Non è ancora chiaro se si tratti del luogo in cui il capomafia occultava il suo tesoro, fatto di documenti riservati, pizzini, soldi che i magistrati cercano.

Intanto Messina Denaro ha trascorso le prime ore all'interno del penitenziario di massima sicurezza dell'Aquila, in regime di 41 bis. Dalle prime informazioni si apprende che le sedute di chemioterapia potrebbero essere disposte in massima sicurezza in una struttura all'esterno del carcere.

Nel frattempo, l'oncologo trapanese Filippo Zerilli è indagato nell'inchiesta sulla rete dei favoreggiatori del boss. Avrebbe eseguito l'esame del dna necessario alle cure chemioterapiche a cui il padrino di Castlelvetrano doveva sottoporsi. Il paziente si era presentato al medico con i documenti di Andrea Bonafede, la persona che gli avrebbe prestato l'identità e che, come Zerilli, è finito ora sotto inchiesta. Ma la caccia ai fiancheggiatori è solo all'inizio.

Si apre ora la parte giudiziaria contro Messina Denaro, che, come avvocato di fiducia, ha nominato la nipote Lorenza Guttadauro. Il processo di primo grado si è concluso con la condanna all'ergastolo e si è svolto in assenza dell'imputato, accusato di essere uno dei mandanti delle stragi di Capaci e via d'Amelio.

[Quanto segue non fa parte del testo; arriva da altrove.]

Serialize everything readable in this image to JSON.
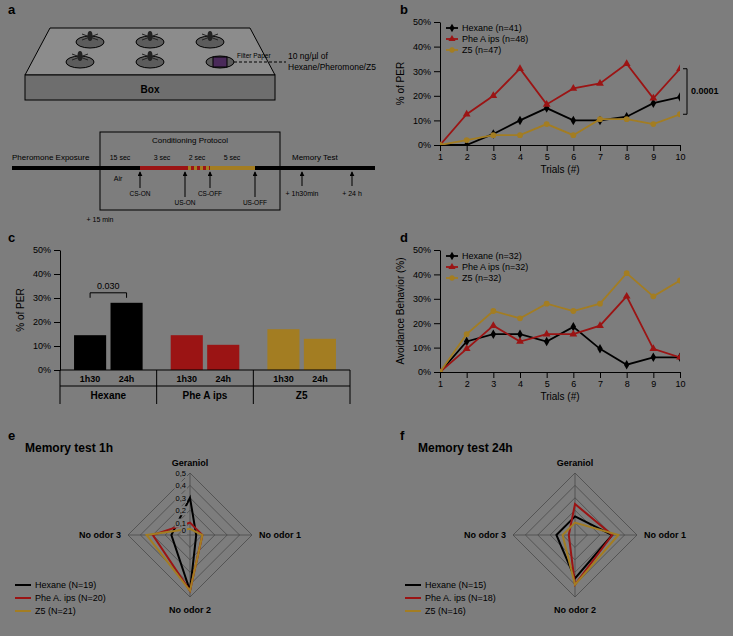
{
  "diagram": {
    "panel": "a",
    "odor_label": [
      "10 ng/µl of",
      "Hexane/Pheromone/Z5"
    ],
    "filter_paper": "Filter Paper",
    "box": "Box",
    "protocol_title": "Conditioning Protocol",
    "exposure": "Pheromone Exposure",
    "memory_test": "Memory Test",
    "durations": [
      "15 sec",
      "3 sec",
      "2 sec",
      "5 sec"
    ],
    "air": "Air",
    "events": [
      "CS-ON",
      "US-ON",
      "CS-OFF",
      "US-OFF"
    ],
    "test_times": [
      "+ 1h30min",
      "+ 24 h"
    ],
    "pre_delay": "+ 15 min"
  },
  "chart_data": [
    {
      "panel": "b",
      "type": "line",
      "y_label": "% of PER",
      "x_label": "Trials (#)",
      "x": [
        1,
        2,
        3,
        4,
        5,
        6,
        7,
        8,
        9,
        10
      ],
      "xlim": [
        1,
        10
      ],
      "xticks": [
        1,
        2,
        3,
        4,
        5,
        6,
        7,
        8,
        9,
        10
      ],
      "ylim": [
        0,
        50
      ],
      "yticks": [
        {
          "value": 0,
          "label": "0%"
        },
        {
          "value": 10,
          "label": "10%"
        },
        {
          "value": 20,
          "label": "20%"
        },
        {
          "value": 30,
          "label": "30%"
        },
        {
          "value": 40,
          "label": "40%"
        },
        {
          "value": 50,
          "label": "50%"
        }
      ],
      "legend": "upper left",
      "series": [
        {
          "name": "Hexane (n=41)",
          "color": "#000000",
          "marker": "diamond",
          "values": [
            0,
            0,
            4.5,
            10,
            15,
            10,
            10,
            11.5,
            17,
            19.5
          ]
        },
        {
          "name": "Phe A ips (n=48)",
          "color": "#9b1414",
          "marker": "triangle",
          "values": [
            0,
            12.5,
            20,
            31,
            16.5,
            23,
            25,
            33,
            19,
            31
          ]
        },
        {
          "name": "Z5 (n=47)",
          "color": "#a37d22",
          "marker": "circle",
          "values": [
            0,
            2,
            4,
            4,
            8.5,
            4,
            10.5,
            10.5,
            8.5,
            12.5
          ]
        }
      ],
      "annotations": [
        {
          "text": "0.0001"
        }
      ]
    },
    {
      "panel": "c",
      "type": "bar",
      "y_label": "% of PER",
      "categories": [
        "1h30",
        "24h"
      ],
      "ylim": [
        0,
        50
      ],
      "yticks": [
        {
          "value": 0,
          "label": "0%"
        },
        {
          "value": 10,
          "label": "10%"
        },
        {
          "value": 20,
          "label": "20%"
        },
        {
          "value": 30,
          "label": "30%"
        },
        {
          "value": 40,
          "label": "40%"
        },
        {
          "value": 50,
          "label": "50%"
        }
      ],
      "series": [
        {
          "name": "Hexane",
          "color": "#000000",
          "values": [
            14.5,
            28
          ]
        },
        {
          "name": "Phe A ips",
          "color": "#9b1414",
          "values": [
            14.5,
            10.5
          ]
        },
        {
          "name": "Z5",
          "color": "#a37d22",
          "values": [
            17,
            13
          ]
        }
      ],
      "annotations": [
        {
          "text": "0.030"
        }
      ]
    },
    {
      "panel": "d",
      "type": "line",
      "y_label": "Avoidance Behavior (%)",
      "x_label": "Trials (#)",
      "x": [
        1,
        2,
        3,
        4,
        5,
        6,
        7,
        8,
        9,
        10
      ],
      "xlim": [
        1,
        10
      ],
      "xticks": [
        1,
        2,
        3,
        4,
        5,
        6,
        7,
        8,
        9,
        10
      ],
      "ylim": [
        0,
        50
      ],
      "yticks": [
        {
          "value": 0,
          "label": "0%"
        },
        {
          "value": 10,
          "label": "10%"
        },
        {
          "value": 20,
          "label": "20%"
        },
        {
          "value": 30,
          "label": "30%"
        },
        {
          "value": 40,
          "label": "40%"
        },
        {
          "value": 50,
          "label": "50%"
        }
      ],
      "legend": "upper left",
      "series": [
        {
          "name": "Hexane (n=32)",
          "color": "#000000",
          "marker": "diamond",
          "values": [
            0,
            12.5,
            15.5,
            15.5,
            12.5,
            18.5,
            9.5,
            3,
            6,
            6
          ]
        },
        {
          "name": "Phe A ips (n=32)",
          "color": "#9b1414",
          "marker": "triangle",
          "values": [
            0,
            9.5,
            19,
            12.5,
            15.5,
            15.5,
            19,
            31,
            9.5,
            6
          ]
        },
        {
          "name": "Z5 (n=32)",
          "color": "#a37d22",
          "marker": "circle",
          "values": [
            0,
            15.5,
            25,
            22,
            28,
            25,
            28,
            40.5,
            31,
            37.5
          ]
        }
      ]
    },
    {
      "panel": "e",
      "type": "radar",
      "title": "Memory test 1h",
      "categories": [
        "Geraniol",
        "No odor 1",
        "No odor 2",
        "No odor 3"
      ],
      "ylim": [
        0,
        0.5
      ],
      "yticks": [
        0,
        {
          "value": 0.1,
          "label": "0,1"
        },
        {
          "value": 0.2,
          "label": "0,2"
        },
        {
          "value": 0.3,
          "label": "0,3"
        },
        {
          "value": 0.4,
          "label": "0,4"
        },
        {
          "value": 0.5,
          "label": "0,5"
        }
      ],
      "legend": "lower left",
      "series": [
        {
          "name": "Hexane (N=19)",
          "color": "#000000",
          "values": [
            0.3,
            0.05,
            0.45,
            0.15
          ]
        },
        {
          "name": "Phe A. ips (N=20)",
          "color": "#9b1414",
          "values": [
            0.1,
            0.1,
            0.45,
            0.3
          ]
        },
        {
          "name": "Z5 (N=21)",
          "color": "#a37d22",
          "values": [
            0.05,
            0.1,
            0.45,
            0.35
          ]
        }
      ]
    },
    {
      "panel": "f",
      "type": "radar",
      "title": "Memory test 24h",
      "categories": [
        "Geraniol",
        "No odor 1",
        "No odor 2",
        "No odor 3"
      ],
      "ylim": [
        0,
        0.5
      ],
      "yticks": [
        0,
        0.1,
        0.2,
        0.3,
        0.4,
        0.5
      ],
      "tick_labels": false,
      "legend": "lower left",
      "series": [
        {
          "name": "Hexane (N=15)",
          "color": "#000000",
          "values": [
            0.15,
            0.3,
            0.35,
            0.15
          ]
        },
        {
          "name": "Phe A. ips (N=18)",
          "color": "#9b1414",
          "values": [
            0.25,
            0.3,
            0.4,
            0.05
          ]
        },
        {
          "name": "Z5 (N=16)",
          "color": "#a37d22",
          "values": [
            0.1,
            0.35,
            0.4,
            0.1
          ]
        }
      ]
    }
  ]
}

Nelle prossime ore, probabilmente nel carcere Pagliarelli di Palermo, fissata l'udienza di convalida dell'arresto di Giovanni Luppino, l'agricoltore 59enne di Campobello di Mazara finito in manette lunedì scorso dopo aver accompagnato il boss Messina Denaro nella clinica palermitana. Luppino è accusato di favoreggiamento e procurata inosservanza di pena. Al giudice dovrà spiegare i suoi rapporti con il padrino ricercato per trent'anni.